Versorgung, Digitalisierung und Finanzierung waren die großen Themen des 16. Europäischen Gesundheitskongress in München. Dabei zeigte sich, Mensch und Maschine werden in Zukunft noch enger zusammenarbeiten – sofern wir es zulassen.
Der 48-jährige Tim hat Schmerzen in der Brust. Es geht ihm schlecht. Seine Assistentin DINA führt ein ersten Standard -Check durch. Die notwendigen physiologischen Daten erhält sie über einen Handgelenk-Scanner. Auf den ersten Blick scheint alles in Ordnung, DINA gibt Entwarnung. Tim möchte sich jedoch eine zweite Meinung einholen. Seine Assistentin organisiert daher einen Termin mit Tims Ärztin.
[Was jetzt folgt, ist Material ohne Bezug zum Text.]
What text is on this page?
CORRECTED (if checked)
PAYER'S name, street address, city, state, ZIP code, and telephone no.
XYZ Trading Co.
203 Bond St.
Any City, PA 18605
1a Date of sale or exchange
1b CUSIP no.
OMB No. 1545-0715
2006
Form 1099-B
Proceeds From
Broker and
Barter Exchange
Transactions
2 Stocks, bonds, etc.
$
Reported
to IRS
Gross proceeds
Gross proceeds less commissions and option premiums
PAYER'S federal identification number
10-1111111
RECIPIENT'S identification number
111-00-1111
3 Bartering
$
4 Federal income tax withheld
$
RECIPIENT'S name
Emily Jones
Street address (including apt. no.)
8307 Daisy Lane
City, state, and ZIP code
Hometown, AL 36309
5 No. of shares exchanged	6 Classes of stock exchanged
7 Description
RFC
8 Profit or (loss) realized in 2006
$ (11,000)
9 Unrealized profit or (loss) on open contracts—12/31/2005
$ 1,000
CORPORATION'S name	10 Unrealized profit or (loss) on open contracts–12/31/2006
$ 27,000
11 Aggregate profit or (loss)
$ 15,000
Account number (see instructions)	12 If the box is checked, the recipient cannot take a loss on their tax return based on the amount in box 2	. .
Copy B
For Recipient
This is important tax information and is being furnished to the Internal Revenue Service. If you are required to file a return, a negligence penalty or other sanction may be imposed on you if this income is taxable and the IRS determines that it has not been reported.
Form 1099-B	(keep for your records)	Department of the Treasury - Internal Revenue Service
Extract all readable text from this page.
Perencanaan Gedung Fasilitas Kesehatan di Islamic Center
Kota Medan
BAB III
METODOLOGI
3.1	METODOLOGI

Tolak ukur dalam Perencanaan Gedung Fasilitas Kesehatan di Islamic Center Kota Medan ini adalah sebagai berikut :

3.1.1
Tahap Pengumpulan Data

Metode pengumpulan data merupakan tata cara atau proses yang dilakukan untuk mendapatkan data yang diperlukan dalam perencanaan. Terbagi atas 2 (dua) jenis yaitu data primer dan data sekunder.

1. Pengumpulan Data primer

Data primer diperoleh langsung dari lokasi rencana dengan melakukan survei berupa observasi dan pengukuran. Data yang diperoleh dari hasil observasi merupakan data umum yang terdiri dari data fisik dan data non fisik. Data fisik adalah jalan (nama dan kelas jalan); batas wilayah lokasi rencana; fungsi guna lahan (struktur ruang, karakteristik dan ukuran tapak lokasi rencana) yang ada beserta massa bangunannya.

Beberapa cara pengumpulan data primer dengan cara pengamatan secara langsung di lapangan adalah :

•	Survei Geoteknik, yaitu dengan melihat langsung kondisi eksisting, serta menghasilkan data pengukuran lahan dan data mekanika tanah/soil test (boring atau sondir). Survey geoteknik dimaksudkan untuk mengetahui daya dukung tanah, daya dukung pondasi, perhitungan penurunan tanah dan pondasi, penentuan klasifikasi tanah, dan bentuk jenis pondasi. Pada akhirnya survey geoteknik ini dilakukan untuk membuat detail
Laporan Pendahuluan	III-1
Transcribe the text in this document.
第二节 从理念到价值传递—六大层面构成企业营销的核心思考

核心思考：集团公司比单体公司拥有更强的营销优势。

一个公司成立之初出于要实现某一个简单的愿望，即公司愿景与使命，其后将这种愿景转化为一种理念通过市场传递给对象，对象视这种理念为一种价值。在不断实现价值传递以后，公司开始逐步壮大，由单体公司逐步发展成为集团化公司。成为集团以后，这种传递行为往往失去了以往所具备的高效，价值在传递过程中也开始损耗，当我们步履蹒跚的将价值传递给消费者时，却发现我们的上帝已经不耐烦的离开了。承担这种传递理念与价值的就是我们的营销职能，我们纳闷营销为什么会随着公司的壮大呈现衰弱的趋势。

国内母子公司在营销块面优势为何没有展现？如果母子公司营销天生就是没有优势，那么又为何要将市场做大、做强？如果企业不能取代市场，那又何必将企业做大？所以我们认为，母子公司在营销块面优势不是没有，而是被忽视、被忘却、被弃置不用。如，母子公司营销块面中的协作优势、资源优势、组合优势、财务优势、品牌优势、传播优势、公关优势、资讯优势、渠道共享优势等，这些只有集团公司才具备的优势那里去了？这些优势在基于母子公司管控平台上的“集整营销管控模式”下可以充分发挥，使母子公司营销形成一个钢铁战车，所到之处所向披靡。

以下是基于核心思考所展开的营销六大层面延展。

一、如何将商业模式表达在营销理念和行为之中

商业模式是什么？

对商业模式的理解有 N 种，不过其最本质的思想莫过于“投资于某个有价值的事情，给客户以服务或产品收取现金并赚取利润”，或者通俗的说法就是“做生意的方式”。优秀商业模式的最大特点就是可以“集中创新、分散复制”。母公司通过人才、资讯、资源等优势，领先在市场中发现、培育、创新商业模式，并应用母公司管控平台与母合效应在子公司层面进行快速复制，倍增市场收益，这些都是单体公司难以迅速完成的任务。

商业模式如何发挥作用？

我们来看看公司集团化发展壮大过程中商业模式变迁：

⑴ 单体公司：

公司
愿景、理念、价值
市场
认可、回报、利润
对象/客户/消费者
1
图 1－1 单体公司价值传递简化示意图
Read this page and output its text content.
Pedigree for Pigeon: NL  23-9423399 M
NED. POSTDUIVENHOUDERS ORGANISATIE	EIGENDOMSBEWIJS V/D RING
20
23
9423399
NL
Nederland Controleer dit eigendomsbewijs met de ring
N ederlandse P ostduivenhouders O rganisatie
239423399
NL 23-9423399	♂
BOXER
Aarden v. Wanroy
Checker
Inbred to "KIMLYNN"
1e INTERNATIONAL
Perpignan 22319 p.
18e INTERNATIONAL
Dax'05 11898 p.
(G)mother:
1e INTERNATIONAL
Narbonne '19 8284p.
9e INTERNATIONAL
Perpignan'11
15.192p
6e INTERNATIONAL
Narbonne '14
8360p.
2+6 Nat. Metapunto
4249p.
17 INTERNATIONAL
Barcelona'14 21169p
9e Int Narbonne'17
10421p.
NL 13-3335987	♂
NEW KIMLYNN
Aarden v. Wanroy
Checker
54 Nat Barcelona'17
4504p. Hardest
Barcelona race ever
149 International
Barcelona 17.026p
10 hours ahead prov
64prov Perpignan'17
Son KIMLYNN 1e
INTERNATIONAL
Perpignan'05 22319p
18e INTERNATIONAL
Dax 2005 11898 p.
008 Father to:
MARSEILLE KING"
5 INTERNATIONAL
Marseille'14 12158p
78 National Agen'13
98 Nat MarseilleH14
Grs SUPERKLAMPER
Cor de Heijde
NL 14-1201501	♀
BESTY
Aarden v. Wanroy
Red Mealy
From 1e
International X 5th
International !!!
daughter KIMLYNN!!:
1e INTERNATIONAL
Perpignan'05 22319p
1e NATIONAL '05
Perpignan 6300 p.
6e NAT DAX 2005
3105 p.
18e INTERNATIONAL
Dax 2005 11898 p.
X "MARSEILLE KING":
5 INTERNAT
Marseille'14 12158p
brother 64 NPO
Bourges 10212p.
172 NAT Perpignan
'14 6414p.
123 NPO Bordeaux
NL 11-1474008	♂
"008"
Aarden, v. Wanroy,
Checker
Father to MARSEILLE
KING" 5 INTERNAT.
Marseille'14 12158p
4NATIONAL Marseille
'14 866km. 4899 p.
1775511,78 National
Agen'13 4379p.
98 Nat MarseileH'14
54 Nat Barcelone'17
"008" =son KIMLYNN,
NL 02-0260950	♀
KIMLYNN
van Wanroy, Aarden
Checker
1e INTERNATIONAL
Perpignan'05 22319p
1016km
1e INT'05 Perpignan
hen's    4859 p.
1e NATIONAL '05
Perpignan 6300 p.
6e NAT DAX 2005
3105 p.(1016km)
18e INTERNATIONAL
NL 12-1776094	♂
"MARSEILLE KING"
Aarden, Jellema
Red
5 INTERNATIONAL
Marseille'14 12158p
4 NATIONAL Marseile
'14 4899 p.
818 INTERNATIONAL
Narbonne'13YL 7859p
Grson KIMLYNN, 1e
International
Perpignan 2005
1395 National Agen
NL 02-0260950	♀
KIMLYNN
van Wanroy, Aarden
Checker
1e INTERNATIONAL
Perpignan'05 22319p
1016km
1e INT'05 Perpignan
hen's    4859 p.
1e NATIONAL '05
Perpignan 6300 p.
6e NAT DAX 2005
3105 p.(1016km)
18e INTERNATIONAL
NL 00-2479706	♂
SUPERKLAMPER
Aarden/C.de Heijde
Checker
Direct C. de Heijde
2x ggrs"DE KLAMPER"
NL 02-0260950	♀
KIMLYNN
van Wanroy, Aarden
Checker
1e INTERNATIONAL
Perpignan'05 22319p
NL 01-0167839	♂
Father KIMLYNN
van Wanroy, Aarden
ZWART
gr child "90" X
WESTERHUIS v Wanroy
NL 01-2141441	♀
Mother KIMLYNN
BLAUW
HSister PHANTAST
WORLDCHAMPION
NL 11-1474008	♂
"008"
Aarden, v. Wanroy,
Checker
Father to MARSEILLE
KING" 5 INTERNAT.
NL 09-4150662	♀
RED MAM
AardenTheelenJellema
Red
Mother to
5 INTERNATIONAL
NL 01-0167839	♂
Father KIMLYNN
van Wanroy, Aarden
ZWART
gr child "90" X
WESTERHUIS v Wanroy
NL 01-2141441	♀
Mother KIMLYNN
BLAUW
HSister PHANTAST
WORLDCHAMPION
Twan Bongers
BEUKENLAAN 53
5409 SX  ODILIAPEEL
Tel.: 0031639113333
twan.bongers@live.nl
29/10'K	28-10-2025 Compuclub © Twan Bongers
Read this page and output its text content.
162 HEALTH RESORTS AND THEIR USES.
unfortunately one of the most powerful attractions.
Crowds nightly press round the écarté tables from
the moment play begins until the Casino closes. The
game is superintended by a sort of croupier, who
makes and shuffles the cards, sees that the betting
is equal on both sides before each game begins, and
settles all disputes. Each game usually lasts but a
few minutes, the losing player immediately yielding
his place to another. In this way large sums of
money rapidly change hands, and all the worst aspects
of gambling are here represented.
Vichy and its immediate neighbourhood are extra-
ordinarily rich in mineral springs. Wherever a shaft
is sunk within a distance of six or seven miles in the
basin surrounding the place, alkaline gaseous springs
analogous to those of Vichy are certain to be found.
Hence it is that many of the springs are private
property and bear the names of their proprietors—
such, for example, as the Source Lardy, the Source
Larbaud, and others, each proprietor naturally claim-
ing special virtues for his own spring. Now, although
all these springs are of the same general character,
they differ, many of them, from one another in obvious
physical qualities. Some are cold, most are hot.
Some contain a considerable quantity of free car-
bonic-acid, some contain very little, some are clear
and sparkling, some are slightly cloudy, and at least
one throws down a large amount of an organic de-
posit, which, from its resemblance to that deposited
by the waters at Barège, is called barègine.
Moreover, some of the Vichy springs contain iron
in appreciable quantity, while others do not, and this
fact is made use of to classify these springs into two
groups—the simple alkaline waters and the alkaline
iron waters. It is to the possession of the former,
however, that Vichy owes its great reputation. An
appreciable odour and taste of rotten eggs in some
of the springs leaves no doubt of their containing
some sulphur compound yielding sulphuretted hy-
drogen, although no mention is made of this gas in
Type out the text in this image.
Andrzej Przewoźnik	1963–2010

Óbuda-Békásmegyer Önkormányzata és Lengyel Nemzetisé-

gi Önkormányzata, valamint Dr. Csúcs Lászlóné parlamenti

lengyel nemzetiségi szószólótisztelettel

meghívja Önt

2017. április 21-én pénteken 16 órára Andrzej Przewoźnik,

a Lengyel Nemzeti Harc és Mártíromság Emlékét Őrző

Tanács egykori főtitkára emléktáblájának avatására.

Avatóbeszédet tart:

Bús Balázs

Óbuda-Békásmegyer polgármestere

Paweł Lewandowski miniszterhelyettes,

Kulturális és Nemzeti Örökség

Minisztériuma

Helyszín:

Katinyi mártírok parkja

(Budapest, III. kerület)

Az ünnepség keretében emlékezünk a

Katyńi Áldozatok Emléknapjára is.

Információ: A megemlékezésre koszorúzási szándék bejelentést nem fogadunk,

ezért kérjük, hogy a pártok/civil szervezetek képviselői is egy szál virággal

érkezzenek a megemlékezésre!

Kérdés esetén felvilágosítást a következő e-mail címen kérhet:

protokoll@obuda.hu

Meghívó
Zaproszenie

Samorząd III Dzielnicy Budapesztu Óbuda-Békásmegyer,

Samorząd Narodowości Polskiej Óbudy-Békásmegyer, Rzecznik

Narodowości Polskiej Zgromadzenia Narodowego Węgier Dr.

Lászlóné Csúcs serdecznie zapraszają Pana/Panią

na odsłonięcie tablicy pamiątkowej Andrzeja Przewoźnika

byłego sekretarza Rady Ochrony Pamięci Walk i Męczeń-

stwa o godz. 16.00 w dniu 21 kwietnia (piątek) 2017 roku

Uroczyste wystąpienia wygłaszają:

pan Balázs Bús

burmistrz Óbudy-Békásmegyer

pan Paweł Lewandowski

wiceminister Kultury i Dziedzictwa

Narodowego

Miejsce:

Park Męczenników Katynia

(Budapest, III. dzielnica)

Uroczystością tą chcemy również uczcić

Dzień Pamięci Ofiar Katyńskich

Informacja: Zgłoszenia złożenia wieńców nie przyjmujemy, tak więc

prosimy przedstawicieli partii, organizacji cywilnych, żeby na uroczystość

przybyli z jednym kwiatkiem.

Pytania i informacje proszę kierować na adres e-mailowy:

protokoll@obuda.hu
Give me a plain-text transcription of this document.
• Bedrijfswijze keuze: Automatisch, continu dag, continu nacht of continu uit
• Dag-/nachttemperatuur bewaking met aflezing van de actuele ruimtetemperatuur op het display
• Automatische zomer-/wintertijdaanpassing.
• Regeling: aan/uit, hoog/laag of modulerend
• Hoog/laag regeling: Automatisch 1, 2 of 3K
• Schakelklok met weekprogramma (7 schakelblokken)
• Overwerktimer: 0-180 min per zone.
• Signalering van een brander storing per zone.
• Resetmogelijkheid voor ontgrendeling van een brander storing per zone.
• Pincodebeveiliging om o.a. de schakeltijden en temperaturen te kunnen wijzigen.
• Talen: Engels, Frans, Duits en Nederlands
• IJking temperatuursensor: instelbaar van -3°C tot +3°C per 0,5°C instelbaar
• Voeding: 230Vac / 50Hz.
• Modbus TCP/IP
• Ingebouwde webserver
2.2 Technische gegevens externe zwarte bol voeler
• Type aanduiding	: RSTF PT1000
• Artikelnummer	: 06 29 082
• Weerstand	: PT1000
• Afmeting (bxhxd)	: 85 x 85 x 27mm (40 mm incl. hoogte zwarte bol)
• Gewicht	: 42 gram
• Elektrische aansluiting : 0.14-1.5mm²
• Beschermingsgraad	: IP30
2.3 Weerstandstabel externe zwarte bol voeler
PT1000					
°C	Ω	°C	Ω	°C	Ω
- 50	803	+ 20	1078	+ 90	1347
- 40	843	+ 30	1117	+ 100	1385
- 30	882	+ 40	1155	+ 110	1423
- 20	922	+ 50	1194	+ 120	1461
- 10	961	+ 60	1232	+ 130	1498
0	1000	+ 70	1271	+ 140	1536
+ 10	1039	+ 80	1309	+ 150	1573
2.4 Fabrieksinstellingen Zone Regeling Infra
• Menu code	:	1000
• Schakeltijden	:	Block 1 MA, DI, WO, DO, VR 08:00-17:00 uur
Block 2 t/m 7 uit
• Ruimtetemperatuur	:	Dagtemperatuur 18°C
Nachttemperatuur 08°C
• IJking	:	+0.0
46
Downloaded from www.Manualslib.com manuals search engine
Zwei Stunden später kann auch sie via Videotelefon Entwarnung geben.
Wäre DINA ein Mensch, sie würde wohl spätestens zu Weihnachten ein großes Dankeschön erhalten. Aber DINA ist kein Mensch. DINA ist die Zukunft. Die digitale All-in-One-Assistentin ist Teil des » IGES Future Script«, das auf dem 16. Europäischen Gesundheitskongress vom 12. bis 13. Oktober 2017 in München vorgestellt wurde. Es zeigt, wie die medizinische Versorgung im Jahr 2037 aussehen könnte – individuell, ohne Hektik und digital. Die Weichen dafür werden bereits heute gelegt.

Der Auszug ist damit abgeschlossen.